Comment on attachment 583006 [details] [diff] [review]
Proposed patch, part 2, version 3: Implement draw suppression.

>diff --git a/mobile/android/chrome/content/browser.js b/mobile/android/chrome/content/browser.js
>+var MetadataProvider = {
>+  getDrawMetadata: function getDrawMetadata() {
>+    return BrowserApp.getDrawMetadata();
>+  },
>+
>+  drawingAllowed: function drawingAllowed() {
>+    return !BrowserApp.selectedTab.suppressDrawing;
>+  }
>+};
>+

There's no suppressDrawing field in this patch. You should probably add the field and just leave it false in this patch. I guess leaving it undefined has the same effect but is less good.

r+ with above change
Attachment #583006 - Flags: review?(bugmail.mozilla) → review+
Comment on attachment 583012 [details] [diff] [review]
Proposed patch, part 3, version 3: Implement expose events.

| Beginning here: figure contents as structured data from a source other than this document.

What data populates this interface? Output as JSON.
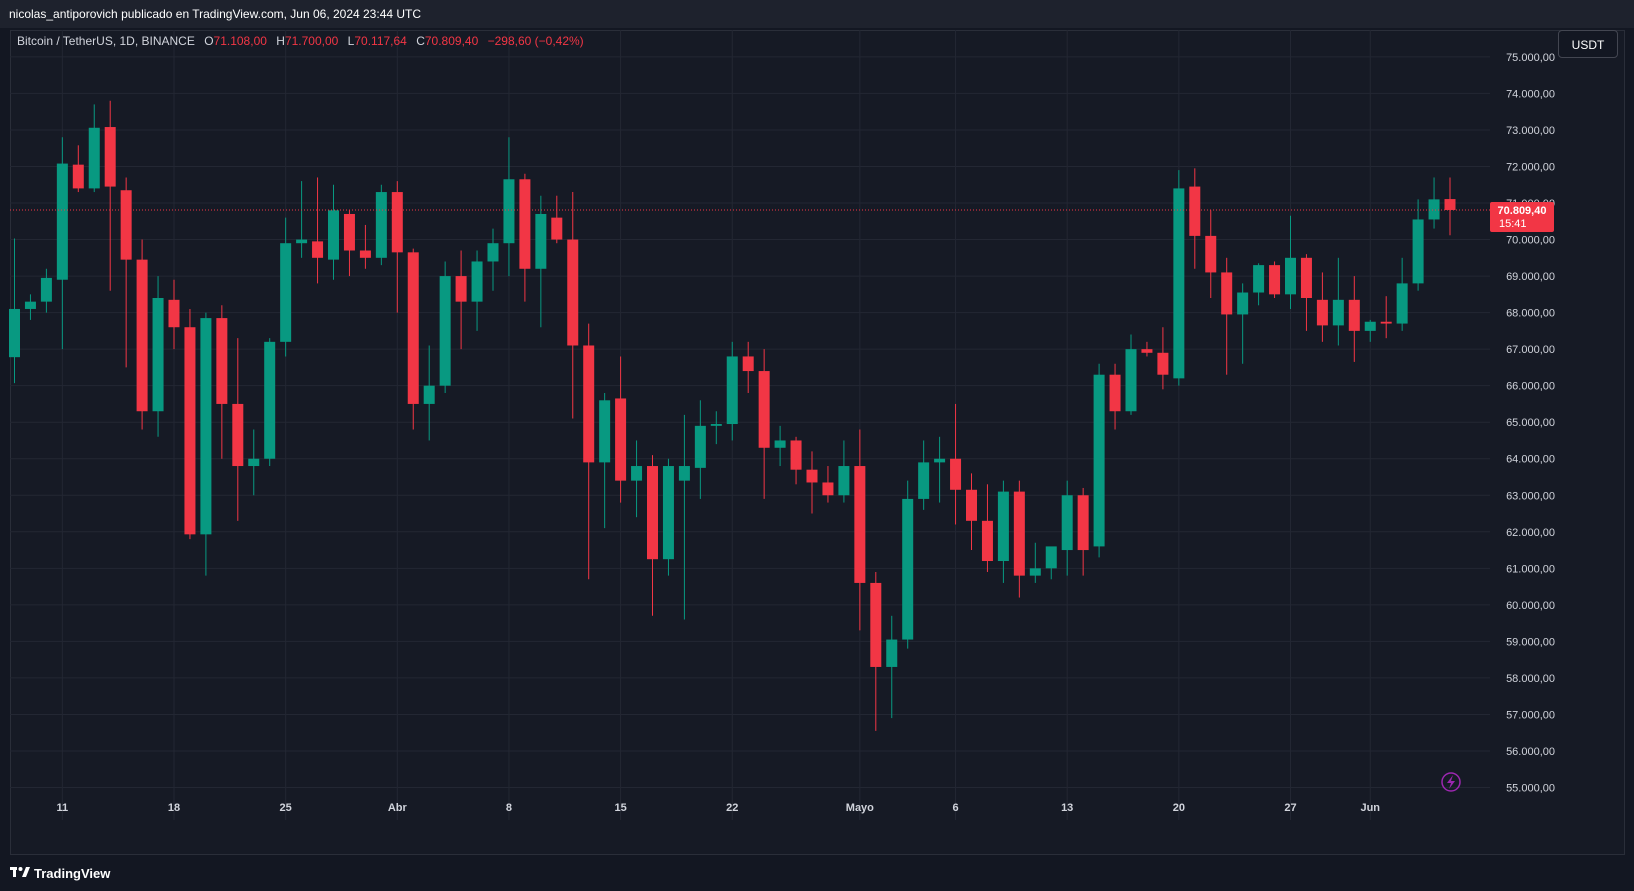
{
  "header": {
    "publisher_line": "nicolas_antiporovich publicado en TradingView.com, Jun 06, 2024 23:44 UTC"
  },
  "legend": {
    "symbol": "Bitcoin / TetherUS, 1D, BINANCE",
    "open_label": "O",
    "open": "71.108,00",
    "high_label": "H",
    "high": "71.700,00",
    "low_label": "L",
    "low": "70.117,64",
    "close_label": "C",
    "close": "70.809,40",
    "change": "−298,60 (−0,42%)"
  },
  "unit_button": {
    "label": "USDT"
  },
  "price_tag": {
    "price": "70.809,40",
    "countdown": "15:41"
  },
  "footer": {
    "brand": "TradingView",
    "logo_icon": "tradingview-logo-icon"
  },
  "colors": {
    "up": "#089981",
    "down": "#f23645",
    "background": "#161a25",
    "grid": "#232733",
    "text": "#d1d4dc"
  },
  "chart_data": {
    "type": "candlestick",
    "ylim": [
      54700,
      75250
    ],
    "y_ticks": [
      {
        "value": 75000,
        "label": "75.000,00"
      },
      {
        "value": 74000,
        "label": "74.000,00"
      },
      {
        "value": 73000,
        "label": "73.000,00"
      },
      {
        "value": 72000,
        "label": "72.000,00"
      },
      {
        "value": 71000,
        "label": "71.000,00"
      },
      {
        "value": 70000,
        "label": "70.000,00"
      },
      {
        "value": 69000,
        "label": "69.000,00"
      },
      {
        "value": 68000,
        "label": "68.000,00"
      },
      {
        "value": 67000,
        "label": "67.000,00"
      },
      {
        "value": 66000,
        "label": "66.000,00"
      },
      {
        "value": 65000,
        "label": "65.000,00"
      },
      {
        "value": 64000,
        "label": "64.000,00"
      },
      {
        "value": 63000,
        "label": "63.000,00"
      },
      {
        "value": 62000,
        "label": "62.000,00"
      },
      {
        "value": 61000,
        "label": "61.000,00"
      },
      {
        "value": 60000,
        "label": "60.000,00"
      },
      {
        "value": 59000,
        "label": "59.000,00"
      },
      {
        "value": 58000,
        "label": "58.000,00"
      },
      {
        "value": 57000,
        "label": "57.000,00"
      },
      {
        "value": 56000,
        "label": "56.000,00"
      },
      {
        "value": 55000,
        "label": "55.000,00"
      }
    ],
    "x_ticks": [
      {
        "index": 3,
        "label": "11"
      },
      {
        "index": 10,
        "label": "18"
      },
      {
        "index": 17,
        "label": "25"
      },
      {
        "index": 24,
        "label": "Abr"
      },
      {
        "index": 31,
        "label": "8"
      },
      {
        "index": 38,
        "label": "15"
      },
      {
        "index": 45,
        "label": "22"
      },
      {
        "index": 53,
        "label": "Mayo"
      },
      {
        "index": 59,
        "label": "6"
      },
      {
        "index": 66,
        "label": "13"
      },
      {
        "index": 73,
        "label": "20"
      },
      {
        "index": 80,
        "label": "27"
      },
      {
        "index": 85,
        "label": "Jun"
      }
    ],
    "last_price": 70809.4,
    "candles": [
      {
        "o": 66780,
        "h": 70030,
        "l": 66070,
        "c": 68100
      },
      {
        "o": 68100,
        "h": 68500,
        "l": 67800,
        "c": 68300
      },
      {
        "o": 68300,
        "h": 69200,
        "l": 68000,
        "c": 68950
      },
      {
        "o": 68900,
        "h": 72800,
        "l": 67000,
        "c": 72080
      },
      {
        "o": 72050,
        "h": 72580,
        "l": 71300,
        "c": 71400
      },
      {
        "o": 71400,
        "h": 73700,
        "l": 71300,
        "c": 73060
      },
      {
        "o": 73080,
        "h": 73800,
        "l": 68600,
        "c": 71450
      },
      {
        "o": 71350,
        "h": 71700,
        "l": 66500,
        "c": 69450
      },
      {
        "o": 69450,
        "h": 70000,
        "l": 64800,
        "c": 65300
      },
      {
        "o": 65300,
        "h": 69000,
        "l": 64600,
        "c": 68400
      },
      {
        "o": 68350,
        "h": 68900,
        "l": 67000,
        "c": 67600
      },
      {
        "o": 67600,
        "h": 68100,
        "l": 61800,
        "c": 61930
      },
      {
        "o": 61930,
        "h": 68000,
        "l": 60800,
        "c": 67850
      },
      {
        "o": 67850,
        "h": 68200,
        "l": 64000,
        "c": 65500
      },
      {
        "o": 65500,
        "h": 67300,
        "l": 62300,
        "c": 63800
      },
      {
        "o": 63800,
        "h": 64800,
        "l": 63000,
        "c": 64000
      },
      {
        "o": 64000,
        "h": 67300,
        "l": 63800,
        "c": 67200
      },
      {
        "o": 67200,
        "h": 70600,
        "l": 66800,
        "c": 69900
      },
      {
        "o": 69900,
        "h": 71600,
        "l": 69500,
        "c": 70000
      },
      {
        "o": 69950,
        "h": 71700,
        "l": 68800,
        "c": 69500
      },
      {
        "o": 69450,
        "h": 71500,
        "l": 68900,
        "c": 70800
      },
      {
        "o": 70700,
        "h": 70800,
        "l": 69000,
        "c": 69700
      },
      {
        "o": 69700,
        "h": 70400,
        "l": 69200,
        "c": 69500
      },
      {
        "o": 69500,
        "h": 71500,
        "l": 69300,
        "c": 71300
      },
      {
        "o": 71300,
        "h": 71600,
        "l": 68000,
        "c": 69650
      },
      {
        "o": 69650,
        "h": 69750,
        "l": 64800,
        "c": 65500
      },
      {
        "o": 65500,
        "h": 67100,
        "l": 64500,
        "c": 66000
      },
      {
        "o": 66000,
        "h": 69400,
        "l": 65800,
        "c": 69000
      },
      {
        "o": 69000,
        "h": 69700,
        "l": 67000,
        "c": 68300
      },
      {
        "o": 68300,
        "h": 69700,
        "l": 67500,
        "c": 69400
      },
      {
        "o": 69400,
        "h": 70300,
        "l": 68600,
        "c": 69900
      },
      {
        "o": 69900,
        "h": 72800,
        "l": 69000,
        "c": 71650
      },
      {
        "o": 71650,
        "h": 71800,
        "l": 68300,
        "c": 69200
      },
      {
        "o": 69200,
        "h": 71200,
        "l": 67600,
        "c": 70700
      },
      {
        "o": 70600,
        "h": 71200,
        "l": 69900,
        "c": 70000
      },
      {
        "o": 70000,
        "h": 71300,
        "l": 65100,
        "c": 67100
      },
      {
        "o": 67100,
        "h": 67700,
        "l": 60700,
        "c": 63900
      },
      {
        "o": 63900,
        "h": 65800,
        "l": 62100,
        "c": 65600
      },
      {
        "o": 65650,
        "h": 66800,
        "l": 62800,
        "c": 63400
      },
      {
        "o": 63400,
        "h": 64500,
        "l": 62400,
        "c": 63800
      },
      {
        "o": 63800,
        "h": 64100,
        "l": 59700,
        "c": 61250
      },
      {
        "o": 61250,
        "h": 64000,
        "l": 60800,
        "c": 63800
      },
      {
        "o": 63400,
        "h": 65200,
        "l": 59600,
        "c": 63800
      },
      {
        "o": 63750,
        "h": 65600,
        "l": 62900,
        "c": 64900
      },
      {
        "o": 64900,
        "h": 65300,
        "l": 64400,
        "c": 64950
      },
      {
        "o": 64950,
        "h": 67200,
        "l": 64500,
        "c": 66800
      },
      {
        "o": 66800,
        "h": 67200,
        "l": 65800,
        "c": 66400
      },
      {
        "o": 66400,
        "h": 67000,
        "l": 62900,
        "c": 64300
      },
      {
        "o": 64300,
        "h": 64900,
        "l": 63800,
        "c": 64500
      },
      {
        "o": 64500,
        "h": 64600,
        "l": 63300,
        "c": 63700
      },
      {
        "o": 63700,
        "h": 64200,
        "l": 62500,
        "c": 63350
      },
      {
        "o": 63350,
        "h": 63800,
        "l": 62800,
        "c": 63000
      },
      {
        "o": 63000,
        "h": 64500,
        "l": 62800,
        "c": 63800
      },
      {
        "o": 63800,
        "h": 64800,
        "l": 59300,
        "c": 60600
      },
      {
        "o": 60600,
        "h": 60900,
        "l": 56550,
        "c": 58300
      },
      {
        "o": 58300,
        "h": 59700,
        "l": 56900,
        "c": 59050
      },
      {
        "o": 59050,
        "h": 63400,
        "l": 58800,
        "c": 62900
      },
      {
        "o": 62900,
        "h": 64500,
        "l": 62600,
        "c": 63900
      },
      {
        "o": 63900,
        "h": 64600,
        "l": 62800,
        "c": 64000
      },
      {
        "o": 64000,
        "h": 65500,
        "l": 62200,
        "c": 63150
      },
      {
        "o": 63150,
        "h": 63600,
        "l": 61500,
        "c": 62300
      },
      {
        "o": 62300,
        "h": 63300,
        "l": 60900,
        "c": 61200
      },
      {
        "o": 61200,
        "h": 63400,
        "l": 60600,
        "c": 63100
      },
      {
        "o": 63100,
        "h": 63400,
        "l": 60200,
        "c": 60800
      },
      {
        "o": 60800,
        "h": 61700,
        "l": 60600,
        "c": 61000
      },
      {
        "o": 61000,
        "h": 61500,
        "l": 60700,
        "c": 61600
      },
      {
        "o": 61500,
        "h": 63400,
        "l": 60800,
        "c": 63000
      },
      {
        "o": 63000,
        "h": 63200,
        "l": 60800,
        "c": 61500
      },
      {
        "o": 61600,
        "h": 66600,
        "l": 61300,
        "c": 66300
      },
      {
        "o": 66300,
        "h": 66600,
        "l": 64800,
        "c": 65300
      },
      {
        "o": 65300,
        "h": 67400,
        "l": 65200,
        "c": 67000
      },
      {
        "o": 67000,
        "h": 67200,
        "l": 66800,
        "c": 66900
      },
      {
        "o": 66900,
        "h": 67600,
        "l": 65900,
        "c": 66300
      },
      {
        "o": 66200,
        "h": 71900,
        "l": 66000,
        "c": 71400
      },
      {
        "o": 71450,
        "h": 71950,
        "l": 69200,
        "c": 70100
      },
      {
        "o": 70100,
        "h": 70800,
        "l": 68400,
        "c": 69100
      },
      {
        "o": 69100,
        "h": 69500,
        "l": 66300,
        "c": 67950
      },
      {
        "o": 67950,
        "h": 68800,
        "l": 66600,
        "c": 68550
      },
      {
        "o": 68550,
        "h": 69350,
        "l": 68200,
        "c": 69300
      },
      {
        "o": 69300,
        "h": 69400,
        "l": 68400,
        "c": 68500
      },
      {
        "o": 68500,
        "h": 70650,
        "l": 68100,
        "c": 69500
      },
      {
        "o": 69500,
        "h": 69600,
        "l": 67500,
        "c": 68400
      },
      {
        "o": 68350,
        "h": 69100,
        "l": 67200,
        "c": 67650
      },
      {
        "o": 67650,
        "h": 69500,
        "l": 67100,
        "c": 68350
      },
      {
        "o": 68350,
        "h": 69000,
        "l": 66650,
        "c": 67500
      },
      {
        "o": 67500,
        "h": 67800,
        "l": 67200,
        "c": 67750
      },
      {
        "o": 67750,
        "h": 68450,
        "l": 67300,
        "c": 67700
      },
      {
        "o": 67700,
        "h": 69500,
        "l": 67500,
        "c": 68800
      },
      {
        "o": 68800,
        "h": 71100,
        "l": 68600,
        "c": 70550
      },
      {
        "o": 70550,
        "h": 71700,
        "l": 70300,
        "c": 71100
      },
      {
        "o": 71108,
        "h": 71700,
        "l": 70117.64,
        "c": 70809.4
      }
    ]
  }
}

>diff --git a/widget/src/android/nsWindow.cpp b/widget/src/android/nsWindow.cpp
>     bool shouldDraw = true;
>     if (metadataProvider) {
>         metadataProvider->DrawingAllowed(&shouldDraw);
>     }
>     if (!shouldDraw) {
>         return;
>     }
> 
>+    // If this is a DRAW event (not an EXPOSE event), ask the metadata provider whether we should
>+    // draw, and bail out if it tells us not to.

Looks like a bad merge here.. this comment looks like it should be above the previous block of code, and there should be a check to do what the comment says is happening...
Attachment #583012 - Flags: review?(bugmail.mozilla) → review-
Comment on attachment 583073 [details] [diff] [review]
Proposed patch, part 4, version 4: Hide and expose the visible area as necessary.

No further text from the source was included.